2012/3/26(月) 午前 2:07 [ ラルフ ]
かっちゃんさん、もーれつア太郎!!懐かし〜!!ア太郎のオヤジの×五郎ですね!!チビ太とかニャロメがこの漫画出身だって知らない方も多いんじゃないかなぁ…。
2012/3/26(月) 午後 11:04
MAYオリーブサンフィッシュさん、虫の知らせって、あるかもしれませんね。それとも猫ちゃんがお別れに来たのかも…。
「コメ怖」に載せさせて頂きます!!
2012/3/26(月) 午後 11:06
ラルフさん、実は見えないだけでしょっちゅうあちこち通り抜けているのかも知れませんね。見えなくて幸いだけど。
2012/3/26(月) 午後 11:08
知り合いの幽霊なら会えて嬉しいよね。たまに愚痴聞いてもらったくらいにして
。
あるお客さんのお母さんて方が所謂見える方なんですが、この間ベランダに居た軍服姿の若い男性に「入ってもいいですか(^^)」と言われて、ものすごーく怒鳴ったら消えたんだそうです。そこのお宅のそばには古い小さな個人のお墓があるそうで、時々いろんな方が家の中を通り抜けて行くそうです。「後からここに家建てたのはこっちだから文句言えないけどさ」とお母さんはおっしゃるそうですが、見ず知らずの男の幽霊に「入ってもいいですか」なんて言われたらぞーっとしますよね。私も久々冷や汗もんの話を聞きました(@_@)。
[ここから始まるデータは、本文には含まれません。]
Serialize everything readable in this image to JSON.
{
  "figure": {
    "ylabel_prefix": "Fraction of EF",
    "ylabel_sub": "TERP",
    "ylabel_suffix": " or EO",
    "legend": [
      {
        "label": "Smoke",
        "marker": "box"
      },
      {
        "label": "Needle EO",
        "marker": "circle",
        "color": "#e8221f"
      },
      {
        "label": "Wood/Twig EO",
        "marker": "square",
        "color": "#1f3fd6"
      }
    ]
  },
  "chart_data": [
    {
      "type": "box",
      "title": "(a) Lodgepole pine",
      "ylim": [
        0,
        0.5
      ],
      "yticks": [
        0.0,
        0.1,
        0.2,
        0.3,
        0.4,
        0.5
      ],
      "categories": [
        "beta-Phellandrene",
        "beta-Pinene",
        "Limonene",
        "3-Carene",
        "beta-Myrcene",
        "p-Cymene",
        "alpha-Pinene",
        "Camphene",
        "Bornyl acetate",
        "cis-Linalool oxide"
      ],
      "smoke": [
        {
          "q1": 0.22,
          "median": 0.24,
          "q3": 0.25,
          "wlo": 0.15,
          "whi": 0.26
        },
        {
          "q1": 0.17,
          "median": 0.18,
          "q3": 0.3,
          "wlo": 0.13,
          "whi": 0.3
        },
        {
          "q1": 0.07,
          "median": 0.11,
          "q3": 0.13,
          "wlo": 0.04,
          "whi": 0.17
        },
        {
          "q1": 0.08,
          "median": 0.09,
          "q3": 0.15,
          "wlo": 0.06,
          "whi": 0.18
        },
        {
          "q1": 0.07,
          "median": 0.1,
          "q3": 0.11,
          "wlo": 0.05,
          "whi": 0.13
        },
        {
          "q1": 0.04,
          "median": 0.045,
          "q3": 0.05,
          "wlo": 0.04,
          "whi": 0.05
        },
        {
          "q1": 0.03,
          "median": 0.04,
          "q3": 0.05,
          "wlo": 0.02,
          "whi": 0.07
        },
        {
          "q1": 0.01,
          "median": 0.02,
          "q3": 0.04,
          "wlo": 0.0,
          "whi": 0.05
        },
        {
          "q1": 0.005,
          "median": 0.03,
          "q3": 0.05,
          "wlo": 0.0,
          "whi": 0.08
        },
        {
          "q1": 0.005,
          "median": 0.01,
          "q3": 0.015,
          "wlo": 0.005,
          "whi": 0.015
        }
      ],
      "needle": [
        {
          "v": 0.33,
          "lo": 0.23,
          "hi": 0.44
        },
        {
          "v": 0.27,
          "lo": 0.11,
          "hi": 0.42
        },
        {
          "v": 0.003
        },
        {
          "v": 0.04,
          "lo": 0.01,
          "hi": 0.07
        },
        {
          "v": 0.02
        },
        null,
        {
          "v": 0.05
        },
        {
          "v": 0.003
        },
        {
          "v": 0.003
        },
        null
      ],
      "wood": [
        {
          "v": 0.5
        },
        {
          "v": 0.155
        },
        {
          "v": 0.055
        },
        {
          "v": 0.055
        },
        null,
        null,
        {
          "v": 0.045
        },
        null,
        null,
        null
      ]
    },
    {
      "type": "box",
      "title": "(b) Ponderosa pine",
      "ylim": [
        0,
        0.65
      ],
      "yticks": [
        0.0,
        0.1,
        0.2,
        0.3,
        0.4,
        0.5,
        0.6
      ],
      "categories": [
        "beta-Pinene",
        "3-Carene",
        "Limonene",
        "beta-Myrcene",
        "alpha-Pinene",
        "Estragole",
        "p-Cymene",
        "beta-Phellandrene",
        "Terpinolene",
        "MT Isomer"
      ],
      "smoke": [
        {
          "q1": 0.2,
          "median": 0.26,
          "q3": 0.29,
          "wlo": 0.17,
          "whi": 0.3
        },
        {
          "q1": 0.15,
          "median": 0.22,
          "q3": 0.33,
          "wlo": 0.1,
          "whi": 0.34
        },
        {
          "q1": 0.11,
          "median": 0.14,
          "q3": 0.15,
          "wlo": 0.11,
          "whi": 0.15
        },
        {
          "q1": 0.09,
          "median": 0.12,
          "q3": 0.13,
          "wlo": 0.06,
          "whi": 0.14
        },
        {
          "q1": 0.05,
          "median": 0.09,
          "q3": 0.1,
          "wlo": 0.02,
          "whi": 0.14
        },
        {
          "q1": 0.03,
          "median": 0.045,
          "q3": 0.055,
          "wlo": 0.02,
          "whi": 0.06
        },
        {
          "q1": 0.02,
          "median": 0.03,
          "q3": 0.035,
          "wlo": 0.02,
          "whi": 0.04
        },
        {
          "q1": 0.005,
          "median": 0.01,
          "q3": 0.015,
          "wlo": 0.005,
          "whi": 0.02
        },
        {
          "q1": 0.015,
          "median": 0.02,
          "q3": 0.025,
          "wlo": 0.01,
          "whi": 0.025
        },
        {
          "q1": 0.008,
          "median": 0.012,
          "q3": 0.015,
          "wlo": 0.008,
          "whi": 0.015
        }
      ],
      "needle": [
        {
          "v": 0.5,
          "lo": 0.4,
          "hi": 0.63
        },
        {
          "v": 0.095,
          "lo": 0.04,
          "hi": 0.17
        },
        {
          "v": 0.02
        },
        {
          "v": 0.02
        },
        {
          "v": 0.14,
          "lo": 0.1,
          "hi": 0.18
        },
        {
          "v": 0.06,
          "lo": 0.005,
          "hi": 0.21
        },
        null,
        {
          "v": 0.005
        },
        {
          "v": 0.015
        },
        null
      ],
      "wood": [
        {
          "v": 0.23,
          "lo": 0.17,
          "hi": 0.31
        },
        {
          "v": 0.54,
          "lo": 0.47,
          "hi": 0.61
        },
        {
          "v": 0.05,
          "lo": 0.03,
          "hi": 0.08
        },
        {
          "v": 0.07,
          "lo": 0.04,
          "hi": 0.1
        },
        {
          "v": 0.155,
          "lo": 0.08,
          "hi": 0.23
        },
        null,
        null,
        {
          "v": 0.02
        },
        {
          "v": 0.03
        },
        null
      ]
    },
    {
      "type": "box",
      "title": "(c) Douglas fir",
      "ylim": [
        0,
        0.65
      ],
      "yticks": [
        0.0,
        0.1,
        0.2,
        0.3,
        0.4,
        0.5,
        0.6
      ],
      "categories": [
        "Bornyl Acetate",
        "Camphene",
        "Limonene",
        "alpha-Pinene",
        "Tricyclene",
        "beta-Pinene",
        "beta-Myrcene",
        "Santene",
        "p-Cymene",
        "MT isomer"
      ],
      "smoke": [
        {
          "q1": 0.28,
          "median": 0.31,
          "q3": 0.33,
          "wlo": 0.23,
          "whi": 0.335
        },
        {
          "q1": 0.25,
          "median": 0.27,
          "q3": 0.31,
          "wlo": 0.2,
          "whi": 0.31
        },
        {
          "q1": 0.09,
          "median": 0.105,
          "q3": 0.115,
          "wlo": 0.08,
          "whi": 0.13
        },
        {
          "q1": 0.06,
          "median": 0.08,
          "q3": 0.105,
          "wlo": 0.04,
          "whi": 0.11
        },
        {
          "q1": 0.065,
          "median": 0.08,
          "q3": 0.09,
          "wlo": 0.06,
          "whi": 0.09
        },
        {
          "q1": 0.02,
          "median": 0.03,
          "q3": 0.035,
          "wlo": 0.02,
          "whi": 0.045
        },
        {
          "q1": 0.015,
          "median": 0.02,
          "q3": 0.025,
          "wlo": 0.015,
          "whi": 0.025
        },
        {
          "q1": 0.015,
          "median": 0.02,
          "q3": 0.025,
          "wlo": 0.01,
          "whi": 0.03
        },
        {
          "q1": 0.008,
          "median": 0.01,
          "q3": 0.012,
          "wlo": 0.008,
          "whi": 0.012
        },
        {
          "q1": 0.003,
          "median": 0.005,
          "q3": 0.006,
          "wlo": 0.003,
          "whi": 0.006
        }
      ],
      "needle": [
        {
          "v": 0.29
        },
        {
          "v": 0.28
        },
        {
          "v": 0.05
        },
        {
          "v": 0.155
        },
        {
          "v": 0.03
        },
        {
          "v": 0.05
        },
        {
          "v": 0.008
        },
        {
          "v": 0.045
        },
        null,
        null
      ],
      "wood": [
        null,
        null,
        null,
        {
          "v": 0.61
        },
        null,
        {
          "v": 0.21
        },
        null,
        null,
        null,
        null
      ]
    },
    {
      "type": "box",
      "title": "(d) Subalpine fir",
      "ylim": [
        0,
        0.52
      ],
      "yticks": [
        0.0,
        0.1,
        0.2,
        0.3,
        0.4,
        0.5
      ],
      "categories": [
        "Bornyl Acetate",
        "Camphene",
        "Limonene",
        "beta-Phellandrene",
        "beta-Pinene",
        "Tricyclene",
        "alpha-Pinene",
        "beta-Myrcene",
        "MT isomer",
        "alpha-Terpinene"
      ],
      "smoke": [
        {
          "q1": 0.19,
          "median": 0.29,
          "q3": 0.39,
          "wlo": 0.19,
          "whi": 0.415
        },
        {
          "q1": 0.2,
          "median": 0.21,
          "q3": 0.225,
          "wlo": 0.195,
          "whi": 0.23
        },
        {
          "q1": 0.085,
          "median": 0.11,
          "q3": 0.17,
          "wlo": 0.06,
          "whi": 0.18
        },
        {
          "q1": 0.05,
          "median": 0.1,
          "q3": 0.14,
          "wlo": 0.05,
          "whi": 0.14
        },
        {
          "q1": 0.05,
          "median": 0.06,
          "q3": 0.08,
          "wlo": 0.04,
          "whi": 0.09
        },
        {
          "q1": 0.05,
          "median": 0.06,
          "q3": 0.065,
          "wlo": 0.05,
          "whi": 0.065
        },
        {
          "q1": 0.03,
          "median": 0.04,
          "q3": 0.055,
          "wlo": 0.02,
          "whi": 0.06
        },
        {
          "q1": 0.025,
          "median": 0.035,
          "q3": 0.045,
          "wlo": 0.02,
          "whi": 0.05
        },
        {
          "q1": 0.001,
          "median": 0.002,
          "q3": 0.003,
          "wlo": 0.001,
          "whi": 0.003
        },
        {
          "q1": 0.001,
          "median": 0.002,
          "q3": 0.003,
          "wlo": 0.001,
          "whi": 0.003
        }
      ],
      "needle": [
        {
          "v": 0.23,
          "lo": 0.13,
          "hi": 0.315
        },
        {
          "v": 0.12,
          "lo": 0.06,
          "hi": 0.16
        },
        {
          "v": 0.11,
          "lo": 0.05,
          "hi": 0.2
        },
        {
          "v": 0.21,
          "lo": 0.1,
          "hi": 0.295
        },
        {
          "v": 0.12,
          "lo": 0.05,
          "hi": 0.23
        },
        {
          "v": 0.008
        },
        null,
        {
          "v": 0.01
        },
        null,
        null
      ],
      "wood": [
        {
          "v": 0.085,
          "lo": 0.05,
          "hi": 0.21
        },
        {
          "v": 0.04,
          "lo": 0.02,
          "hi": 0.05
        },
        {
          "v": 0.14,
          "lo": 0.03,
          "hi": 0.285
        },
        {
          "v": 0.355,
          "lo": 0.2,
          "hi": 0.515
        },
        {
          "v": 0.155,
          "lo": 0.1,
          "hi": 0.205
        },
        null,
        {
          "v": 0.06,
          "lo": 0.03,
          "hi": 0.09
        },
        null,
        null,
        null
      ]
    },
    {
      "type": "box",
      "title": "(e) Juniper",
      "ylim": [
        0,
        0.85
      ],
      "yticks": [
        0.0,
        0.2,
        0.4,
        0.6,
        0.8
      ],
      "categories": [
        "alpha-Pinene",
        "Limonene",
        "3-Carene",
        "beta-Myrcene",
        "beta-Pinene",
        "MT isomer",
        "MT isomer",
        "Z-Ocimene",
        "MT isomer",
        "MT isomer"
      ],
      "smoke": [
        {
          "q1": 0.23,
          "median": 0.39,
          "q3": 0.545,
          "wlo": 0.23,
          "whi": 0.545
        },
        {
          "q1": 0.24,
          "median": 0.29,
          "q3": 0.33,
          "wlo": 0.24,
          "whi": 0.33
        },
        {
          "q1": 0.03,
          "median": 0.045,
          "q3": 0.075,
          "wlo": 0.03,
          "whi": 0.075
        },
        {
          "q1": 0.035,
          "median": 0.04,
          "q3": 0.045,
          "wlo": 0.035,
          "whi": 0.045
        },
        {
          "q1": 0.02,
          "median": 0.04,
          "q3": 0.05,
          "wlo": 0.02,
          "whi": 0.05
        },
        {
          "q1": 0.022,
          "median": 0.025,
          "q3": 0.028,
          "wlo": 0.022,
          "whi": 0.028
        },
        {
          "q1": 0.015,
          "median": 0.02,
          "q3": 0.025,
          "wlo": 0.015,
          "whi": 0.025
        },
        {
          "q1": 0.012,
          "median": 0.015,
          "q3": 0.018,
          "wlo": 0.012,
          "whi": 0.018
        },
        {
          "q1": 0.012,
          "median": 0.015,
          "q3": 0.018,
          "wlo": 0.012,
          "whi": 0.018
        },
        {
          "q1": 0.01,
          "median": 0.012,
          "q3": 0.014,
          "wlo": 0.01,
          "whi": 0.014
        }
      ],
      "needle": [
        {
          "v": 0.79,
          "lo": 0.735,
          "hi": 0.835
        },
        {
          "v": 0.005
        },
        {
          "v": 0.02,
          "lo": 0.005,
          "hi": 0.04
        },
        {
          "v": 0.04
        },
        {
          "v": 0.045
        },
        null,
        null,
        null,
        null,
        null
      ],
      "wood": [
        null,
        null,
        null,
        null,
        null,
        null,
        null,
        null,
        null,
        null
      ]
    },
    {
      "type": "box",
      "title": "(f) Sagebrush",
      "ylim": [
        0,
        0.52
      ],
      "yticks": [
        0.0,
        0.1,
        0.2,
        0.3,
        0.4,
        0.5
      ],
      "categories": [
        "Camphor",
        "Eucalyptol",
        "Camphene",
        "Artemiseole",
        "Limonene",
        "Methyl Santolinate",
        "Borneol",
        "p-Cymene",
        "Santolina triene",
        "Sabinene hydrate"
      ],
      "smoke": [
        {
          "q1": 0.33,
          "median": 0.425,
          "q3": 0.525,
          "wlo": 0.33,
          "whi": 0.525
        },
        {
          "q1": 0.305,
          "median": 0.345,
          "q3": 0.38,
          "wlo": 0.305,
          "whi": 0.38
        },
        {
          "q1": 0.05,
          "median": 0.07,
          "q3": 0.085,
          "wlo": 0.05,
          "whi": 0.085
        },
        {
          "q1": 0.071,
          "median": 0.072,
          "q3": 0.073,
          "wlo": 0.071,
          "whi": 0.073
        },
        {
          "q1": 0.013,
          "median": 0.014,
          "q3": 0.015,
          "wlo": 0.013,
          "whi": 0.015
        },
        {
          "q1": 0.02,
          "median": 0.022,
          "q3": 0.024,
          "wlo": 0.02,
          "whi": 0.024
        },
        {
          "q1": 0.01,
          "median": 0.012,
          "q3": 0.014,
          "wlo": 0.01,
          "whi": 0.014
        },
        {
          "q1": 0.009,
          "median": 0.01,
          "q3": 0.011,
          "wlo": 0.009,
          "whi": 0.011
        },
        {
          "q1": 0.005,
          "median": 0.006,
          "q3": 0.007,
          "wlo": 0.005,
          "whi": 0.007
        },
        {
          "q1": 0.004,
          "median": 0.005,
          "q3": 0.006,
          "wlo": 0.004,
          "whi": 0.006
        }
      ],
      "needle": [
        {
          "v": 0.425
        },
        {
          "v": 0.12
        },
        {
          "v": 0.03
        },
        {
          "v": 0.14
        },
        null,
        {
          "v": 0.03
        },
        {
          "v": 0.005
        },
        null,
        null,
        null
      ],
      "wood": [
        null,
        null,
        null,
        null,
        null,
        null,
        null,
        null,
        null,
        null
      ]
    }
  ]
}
2012/3/28(水) 午前 7:10 [ クリリン ]
チビ太はおそ松くんですよ〜〜。(^^;)
でも、もーれつア太郎にも出演してて、ア太郎に
「出るマンガ間違えてるぞ」
とツッコまれて赤面しているシーンがあります(笑。。
ココロのボス、ニャロメ、ベシ、デコッパチ、などがメインキャラですぜ。
2012/3/28(水) 午前 9:04
クリリンさん、ちゃんと断ってから入ろうとするとは、さすが軍人さん、礼儀正しいですね。しかし、それを一喝して追い払うとは…つ、強い…。「コメ怖」に載せさせて頂きます!!
2012/3/28(水) 午後 4:07
かっちゃんさん、そうでした…。随分昔の事なんで、入り混じってますね、記憶が。ちなみにわたしはチビ太のお陰でおでんが好きになりました。